Изумляемся вместе с Юрием Архиповым

№ 2009 / 14, 23.02.2015

По ко­ли­че­ст­ву вы­да­ю­щих­ся ху­дож­ни­ков на ду­шу на­се­ле­ния Ни­дер­лан­ды – стра­на уни­каль­ная. К вер­ши­нам ми­ро­вой жи­во­пи­си от­но­сит­ся твор­че­ст­во и Пи­те­ра Брей­ге­ля.




В стиле Эко






По количеству выдающихся художников на душу населения Нидерланды – страна уникальная. К вершинам мировой живописи относится творчество и Питера Брейгеля. (А ведь есть ещё Ван Эйк, Босх, Рембрандт, Рубенс, Ван Дейк, Вермеер, Терборх, Рейсдал и так далее вплоть до Ван Гога).


О Брейгеле известно так же мало, как о его младшем современнике Шекспире. Ни когда родился, ни из какой среды происходил, ни какое получил образование, ни где провёл «годы странствий». Точно датированы только его шедевры, что позволяет заключить: возникли они в последнее десятилетие его жизни, оборвавшейся 5 сентября 1569 года.
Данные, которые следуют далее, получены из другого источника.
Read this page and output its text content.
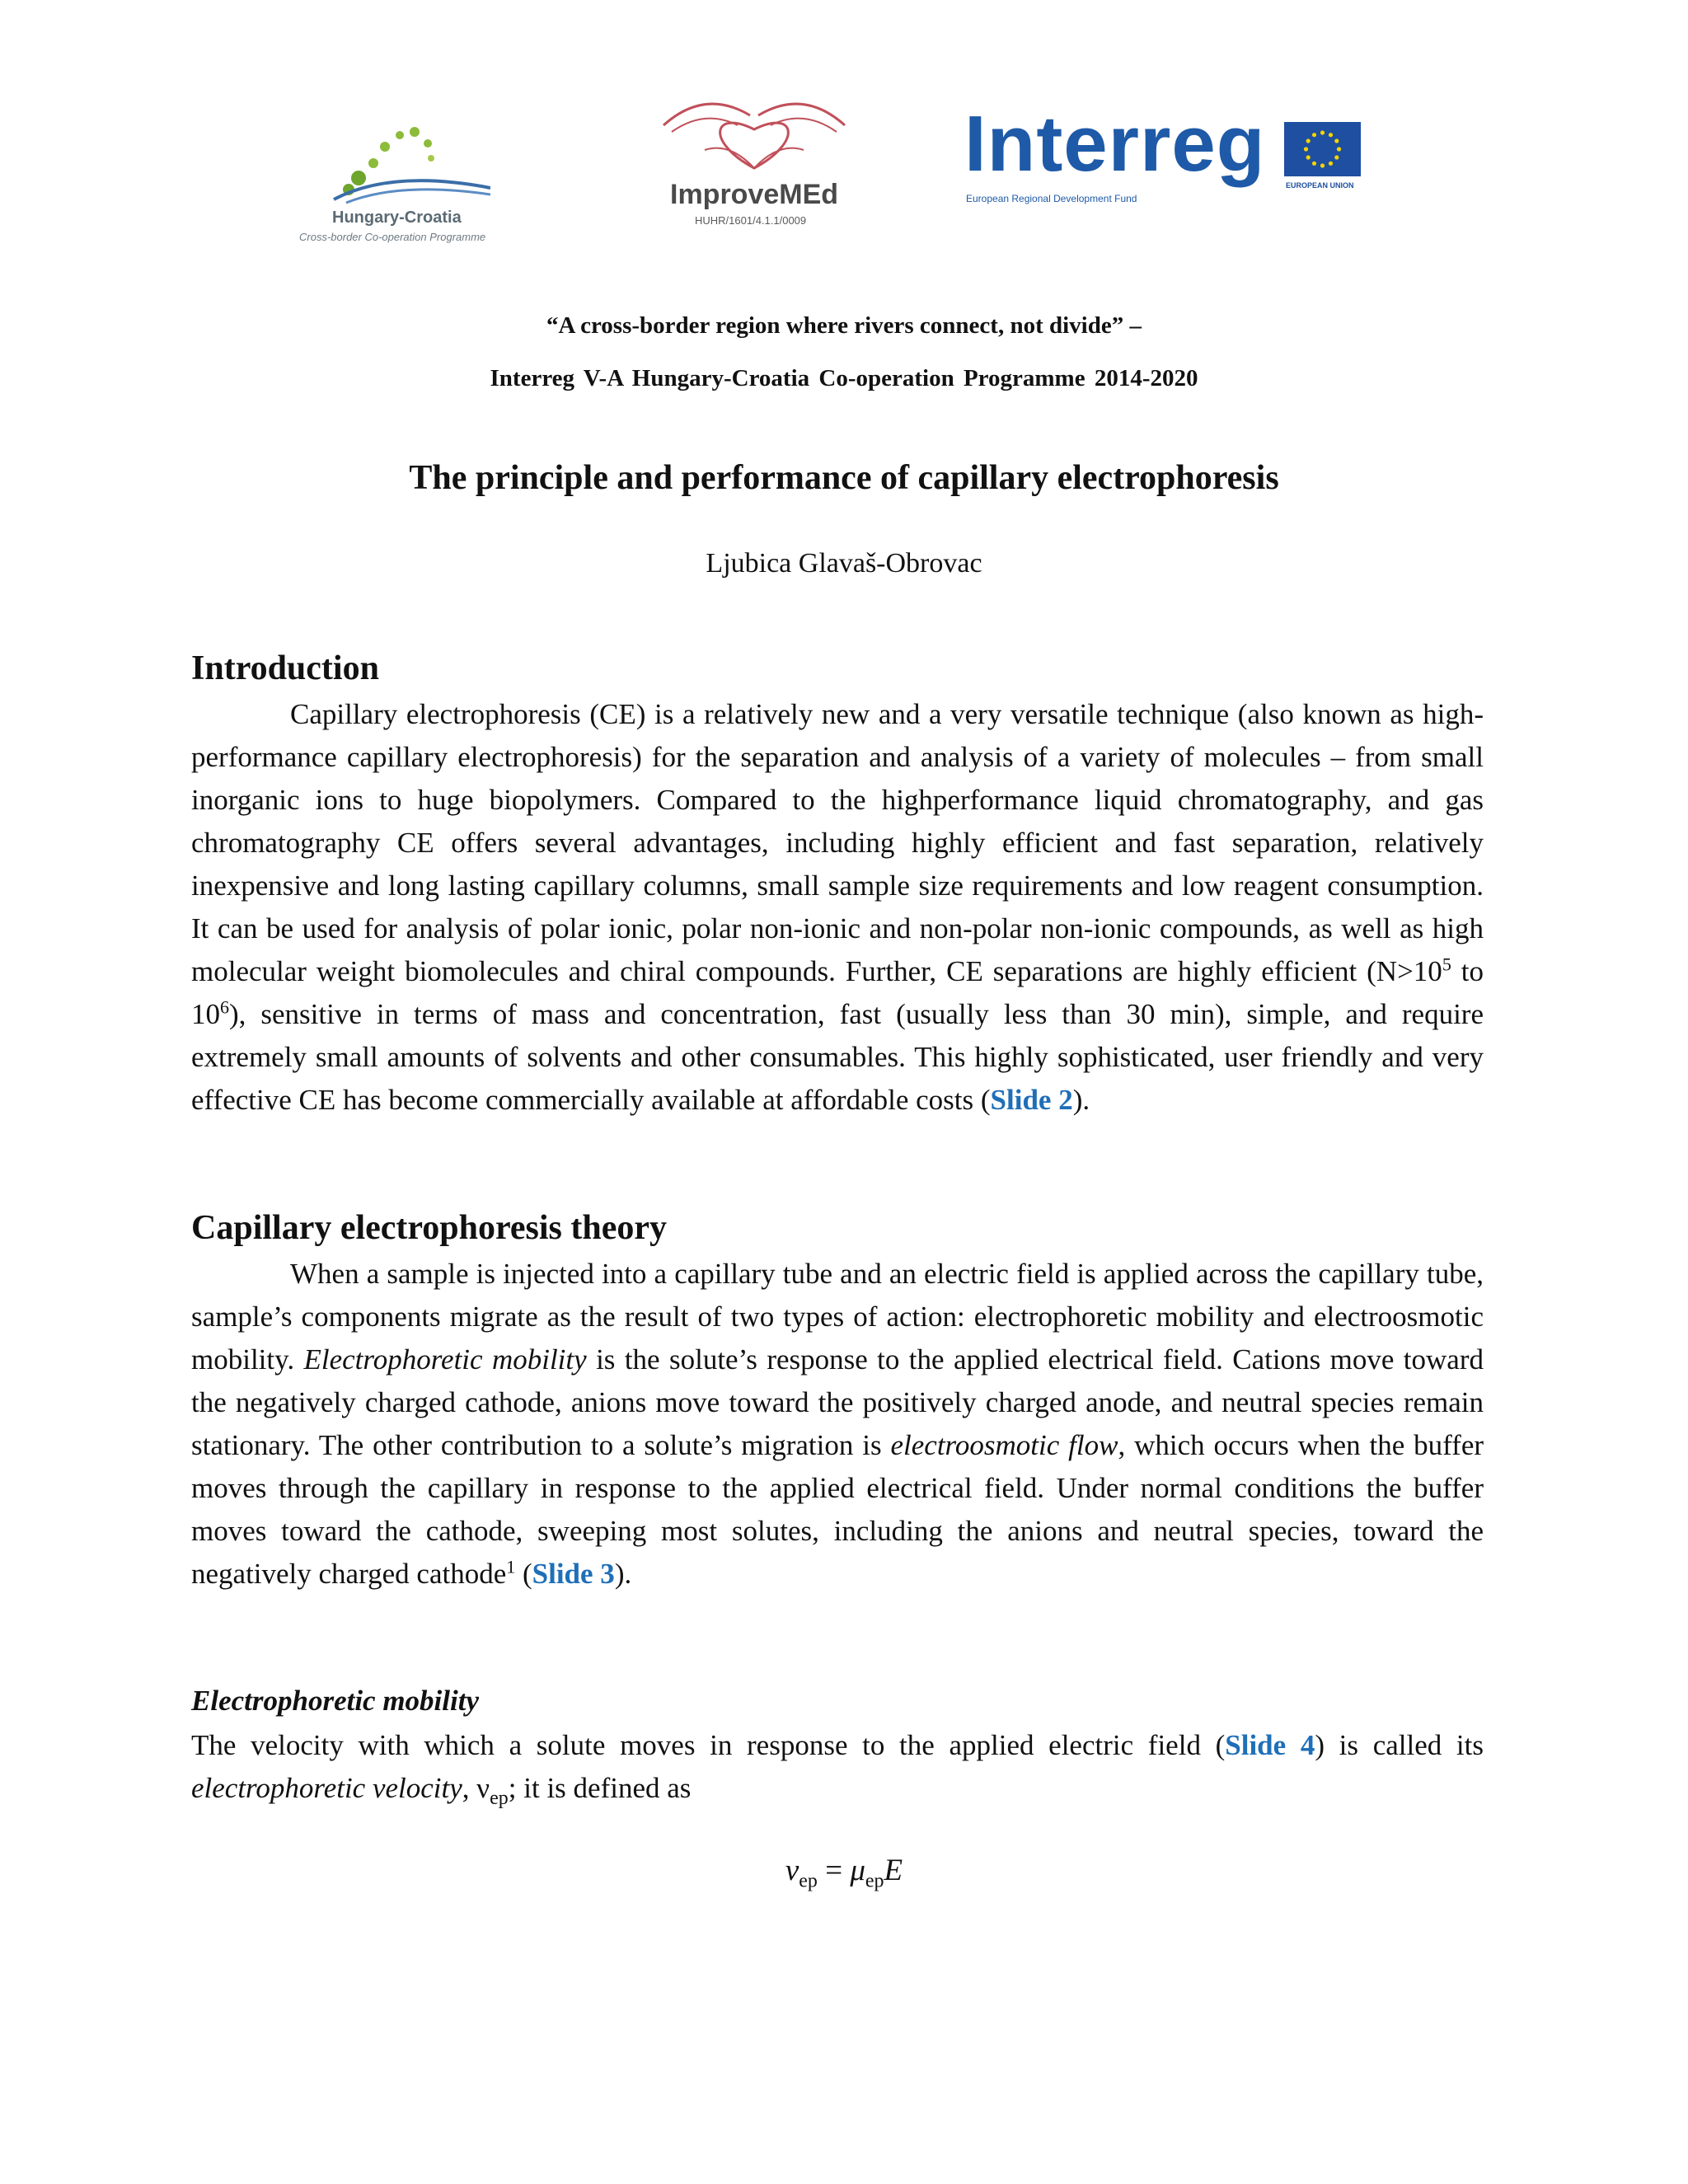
Hungary-Croatia
Cross-border Co-operation Programme
ImproveMEd
HUHR/1601/4.1.1/0009
Interreg
European Regional Development Fund
EUROPEAN UNION
“A cross-border region where rivers connect, not divide” –
Interreg V-A Hungary-Croatia Co-operation Programme 2014-2020
The principle and performance of capillary electrophoresis
Ljubica Glavaš-Obrovac
Introduction

Capillary electrophoresis (CE) is a relatively new and a very versatile technique (also known as high-performance capillary electrophoresis) for the separation and analysis of a variety of molecules – from small inorganic ions to huge biopolymers. Compared to the highperformance liquid chromatography, and gas chromatography CE offers several advantages, including highly efficient and fast separation, relatively inexpensive and long lasting capillary columns, small sample size requirements and low reagent consumption. It can be used for analysis of polar ionic, polar non-ionic and non-polar non-ionic compounds, as well as high molecular weight biomolecules and chiral compounds. Further, CE separations are highly efficient ($N>10^5$ to $10^6$), sensitive in terms of mass and concentration, fast (usually less than 30 min), simple, and require extremely small amounts of solvents and other consumables. This highly sophisticated, user friendly and very effective CE has become commercially available at affordable costs (Slide 2).

Capillary electrophoresis theory

When a sample is injected into a capillary tube and an electric field is applied across the capillary tube, sample’s components migrate as the result of two types of action: electrophoretic mobility and electroosmotic mobility. Electrophoretic mobility is the solute’s response to the applied electrical field. Cations move toward the negatively charged cathode, anions move toward the positively charged anode, and neutral species remain stationary. The other contribution to a solute’s migration is electroosmotic flow, which occurs when the buffer moves through the capillary in response to the applied electrical field. Under normal conditions the buffer moves toward the cathode, sweeping most solutes, including the anions and neutral species, toward the negatively charged cathode$^1$ (Slide 3).

Electrophoretic mobility

The velocity with which a solute moves in response to the applied electric field (Slide 4) is called its electrophoretic velocity, $\nu_{ep}$; it is defined as

$\nu_{ep} = \mu_{ep}E$
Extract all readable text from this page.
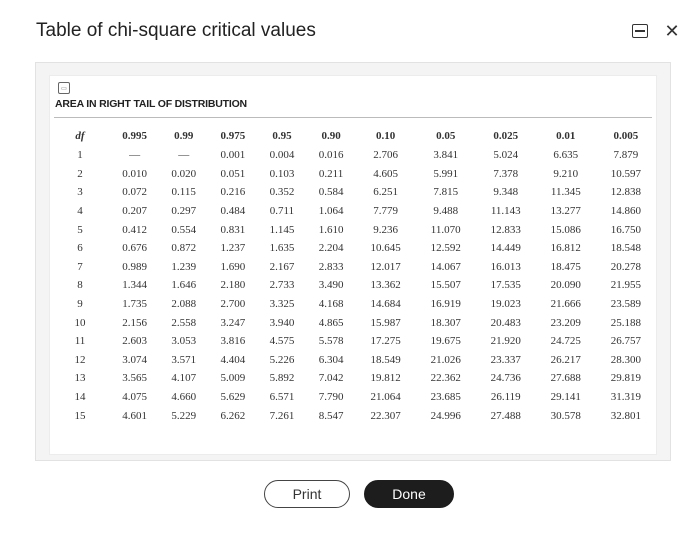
Table of chi-square critical values	✕
▭
AREA IN RIGHT TAIL OF DISTRIBUTION
df	0.995	0.99	0.975	0.95	0.90	0.10	0.05	0.025	0.01	0.005
1	—	—	0.001	0.004	0.016	2.706	3.841	5.024	6.635	7.879
2	0.010	0.020	0.051	0.103	0.211	4.605	5.991	7.378	9.210	10.597
3	0.072	0.115	0.216	0.352	0.584	6.251	7.815	9.348	11.345	12.838
4	0.207	0.297	0.484	0.711	1.064	7.779	9.488	11.143	13.277	14.860
5	0.412	0.554	0.831	1.145	1.610	9.236	11.070	12.833	15.086	16.750
6	0.676	0.872	1.237	1.635	2.204	10.645	12.592	14.449	16.812	18.548
7	0.989	1.239	1.690	2.167	2.833	12.017	14.067	16.013	18.475	20.278
8	1.344	1.646	2.180	2.733	3.490	13.362	15.507	17.535	20.090	21.955
9	1.735	2.088	2.700	3.325	4.168	14.684	16.919	19.023	21.666	23.589
10	2.156	2.558	3.247	3.940	4.865	15.987	18.307	20.483	23.209	25.188
11	2.603	3.053	3.816	4.575	5.578	17.275	19.675	21.920	24.725	26.757
12	3.074	3.571	4.404	5.226	6.304	18.549	21.026	23.337	26.217	28.300
13	3.565	4.107	5.009	5.892	7.042	19.812	22.362	24.736	27.688	29.819
14	4.075	4.660	5.629	6.571	7.790	21.064	23.685	26.119	29.141	31.319
15	4.601	5.229	6.262	7.261	8.547	22.307	24.996	27.488	30.578	32.801
Print	Done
Умер он, считается, сорока с небольшим лет, то есть в возрасте Гоголя или Чехова.


Приведённые для сравнения имена не случайны. Соединение «низовой», прямо-таки крестьянской жизненности (у него и прозвище было – «Мужицкий») с притчевой глубиной и теряющейся в многослойности мистикой роднит Брейгеля с Шекспиром. А его – «поствозрожденческий» – реализм напоминает о великой русской литературе 19-го столетия. Не вознесённая над миром идеальность, как у великих итальянцев от да Винчи до Рафаэля, а самая осязаемая обыденность, только вся пронизанная светом вечности, её таинственным со-присутствием.


Преобразовавший в себе опыт таких предшественников и коллег по «Северному Возрождению», как Босх и Дюрер, Брейгель проложил в то же время пути в будущее, даже в Россию ХХ века (вспомним хотя бы Ефима Честнякова или Петрова-Водкина).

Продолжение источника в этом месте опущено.